Ein mächtiger Brand hat am Dienstagabend Menschen in Bliesen aufgeschreckt. Hohe Flammen schlugen nahe des Schützenhauses in den dunklen Abendhimmel und waren weithin zu sehen. Wie St. Wendels Feuerwehrsprecher Dirk Schäfer berichtet, brannten gegen 18.30 Uhr ein großer Stall sowie das Futterlager für Hirsche.

Die Helfer hatten zuerst mächtig damit zu tun, an die Unglücksstelle zu gelangen. Denn hohe Zäune riegelten das Gebiet weiträumig ab. Gleichzeitig liefen verängstigte Tiere umher. Zudem musste Wasser über lange Schläuche aus einem etwas entfernten Weiher herangepumpt werden, um zu löschen.

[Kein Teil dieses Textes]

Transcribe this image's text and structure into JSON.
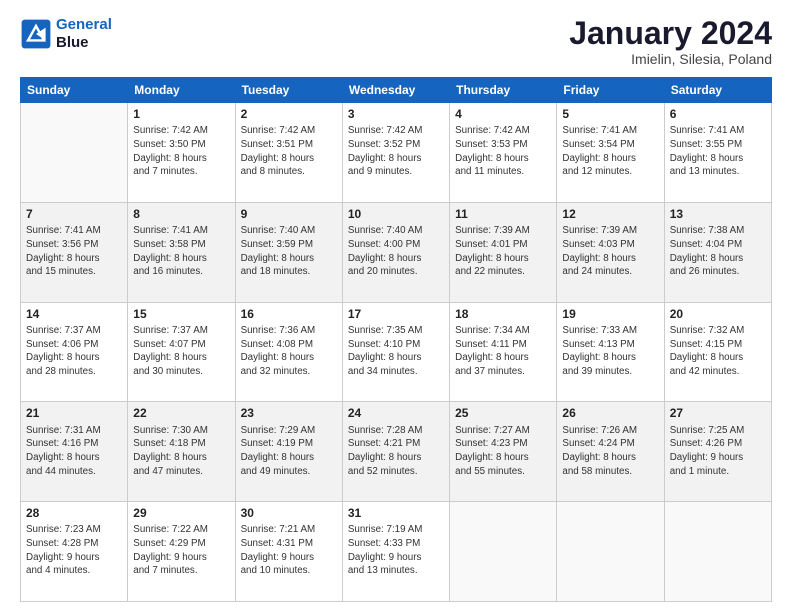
{
  "logo": {
    "line1": "General",
    "line2": "Blue"
  },
  "title": "January 2024",
  "subtitle": "Imielin, Silesia, Poland",
  "weekdays": [
    "Sunday",
    "Monday",
    "Tuesday",
    "Wednesday",
    "Thursday",
    "Friday",
    "Saturday"
  ],
  "weeks": [
    [
      {
        "day": "",
        "info": ""
      },
      {
        "day": "1",
        "info": "Sunrise: 7:42 AM\nSunset: 3:50 PM\nDaylight: 8 hours\nand 7 minutes."
      },
      {
        "day": "2",
        "info": "Sunrise: 7:42 AM\nSunset: 3:51 PM\nDaylight: 8 hours\nand 8 minutes."
      },
      {
        "day": "3",
        "info": "Sunrise: 7:42 AM\nSunset: 3:52 PM\nDaylight: 8 hours\nand 9 minutes."
      },
      {
        "day": "4",
        "info": "Sunrise: 7:42 AM\nSunset: 3:53 PM\nDaylight: 8 hours\nand 11 minutes."
      },
      {
        "day": "5",
        "info": "Sunrise: 7:41 AM\nSunset: 3:54 PM\nDaylight: 8 hours\nand 12 minutes."
      },
      {
        "day": "6",
        "info": "Sunrise: 7:41 AM\nSunset: 3:55 PM\nDaylight: 8 hours\nand 13 minutes."
      }
    ],
    [
      {
        "day": "7",
        "info": "Sunrise: 7:41 AM\nSunset: 3:56 PM\nDaylight: 8 hours\nand 15 minutes."
      },
      {
        "day": "8",
        "info": "Sunrise: 7:41 AM\nSunset: 3:58 PM\nDaylight: 8 hours\nand 16 minutes."
      },
      {
        "day": "9",
        "info": "Sunrise: 7:40 AM\nSunset: 3:59 PM\nDaylight: 8 hours\nand 18 minutes."
      },
      {
        "day": "10",
        "info": "Sunrise: 7:40 AM\nSunset: 4:00 PM\nDaylight: 8 hours\nand 20 minutes."
      },
      {
        "day": "11",
        "info": "Sunrise: 7:39 AM\nSunset: 4:01 PM\nDaylight: 8 hours\nand 22 minutes."
      },
      {
        "day": "12",
        "info": "Sunrise: 7:39 AM\nSunset: 4:03 PM\nDaylight: 8 hours\nand 24 minutes."
      },
      {
        "day": "13",
        "info": "Sunrise: 7:38 AM\nSunset: 4:04 PM\nDaylight: 8 hours\nand 26 minutes."
      }
    ],
    [
      {
        "day": "14",
        "info": "Sunrise: 7:37 AM\nSunset: 4:06 PM\nDaylight: 8 hours\nand 28 minutes."
      },
      {
        "day": "15",
        "info": "Sunrise: 7:37 AM\nSunset: 4:07 PM\nDaylight: 8 hours\nand 30 minutes."
      },
      {
        "day": "16",
        "info": "Sunrise: 7:36 AM\nSunset: 4:08 PM\nDaylight: 8 hours\nand 32 minutes."
      },
      {
        "day": "17",
        "info": "Sunrise: 7:35 AM\nSunset: 4:10 PM\nDaylight: 8 hours\nand 34 minutes."
      },
      {
        "day": "18",
        "info": "Sunrise: 7:34 AM\nSunset: 4:11 PM\nDaylight: 8 hours\nand 37 minutes."
      },
      {
        "day": "19",
        "info": "Sunrise: 7:33 AM\nSunset: 4:13 PM\nDaylight: 8 hours\nand 39 minutes."
      },
      {
        "day": "20",
        "info": "Sunrise: 7:32 AM\nSunset: 4:15 PM\nDaylight: 8 hours\nand 42 minutes."
      }
    ],
    [
      {
        "day": "21",
        "info": "Sunrise: 7:31 AM\nSunset: 4:16 PM\nDaylight: 8 hours\nand 44 minutes."
      },
      {
        "day": "22",
        "info": "Sunrise: 7:30 AM\nSunset: 4:18 PM\nDaylight: 8 hours\nand 47 minutes."
      },
      {
        "day": "23",
        "info": "Sunrise: 7:29 AM\nSunset: 4:19 PM\nDaylight: 8 hours\nand 49 minutes."
      },
      {
        "day": "24",
        "info": "Sunrise: 7:28 AM\nSunset: 4:21 PM\nDaylight: 8 hours\nand 52 minutes."
      },
      {
        "day": "25",
        "info": "Sunrise: 7:27 AM\nSunset: 4:23 PM\nDaylight: 8 hours\nand 55 minutes."
      },
      {
        "day": "26",
        "info": "Sunrise: 7:26 AM\nSunset: 4:24 PM\nDaylight: 8 hours\nand 58 minutes."
      },
      {
        "day": "27",
        "info": "Sunrise: 7:25 AM\nSunset: 4:26 PM\nDaylight: 9 hours\nand 1 minute."
      }
    ],
    [
      {
        "day": "28",
        "info": "Sunrise: 7:23 AM\nSunset: 4:28 PM\nDaylight: 9 hours\nand 4 minutes."
      },
      {
        "day": "29",
        "info": "Sunrise: 7:22 AM\nSunset: 4:29 PM\nDaylight: 9 hours\nand 7 minutes."
      },
      {
        "day": "30",
        "info": "Sunrise: 7:21 AM\nSunset: 4:31 PM\nDaylight: 9 hours\nand 10 minutes."
      },
      {
        "day": "31",
        "info": "Sunrise: 7:19 AM\nSunset: 4:33 PM\nDaylight: 9 hours\nand 13 minutes."
      },
      {
        "day": "",
        "info": ""
      },
      {
        "day": "",
        "info": ""
      },
      {
        "day": "",
        "info": ""
      }
    ]
  ]
}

Das Feuer hatte da bereits die komplette Anlage erreicht. Sogar das Technische Hilfswerk (THW) war nötig, um die Trümmer einzureißen. Erst so war es Wehrleuten möglich, weitere Glutnester zu erspähen.

Der Einsatz zog sich bis in die Nacht hin. Weder Mensch noch Tier wurden bei dem Zwischenfall verletzt. Zur Unglücksursache ermittelt derweil die St. Wendeler Polizei.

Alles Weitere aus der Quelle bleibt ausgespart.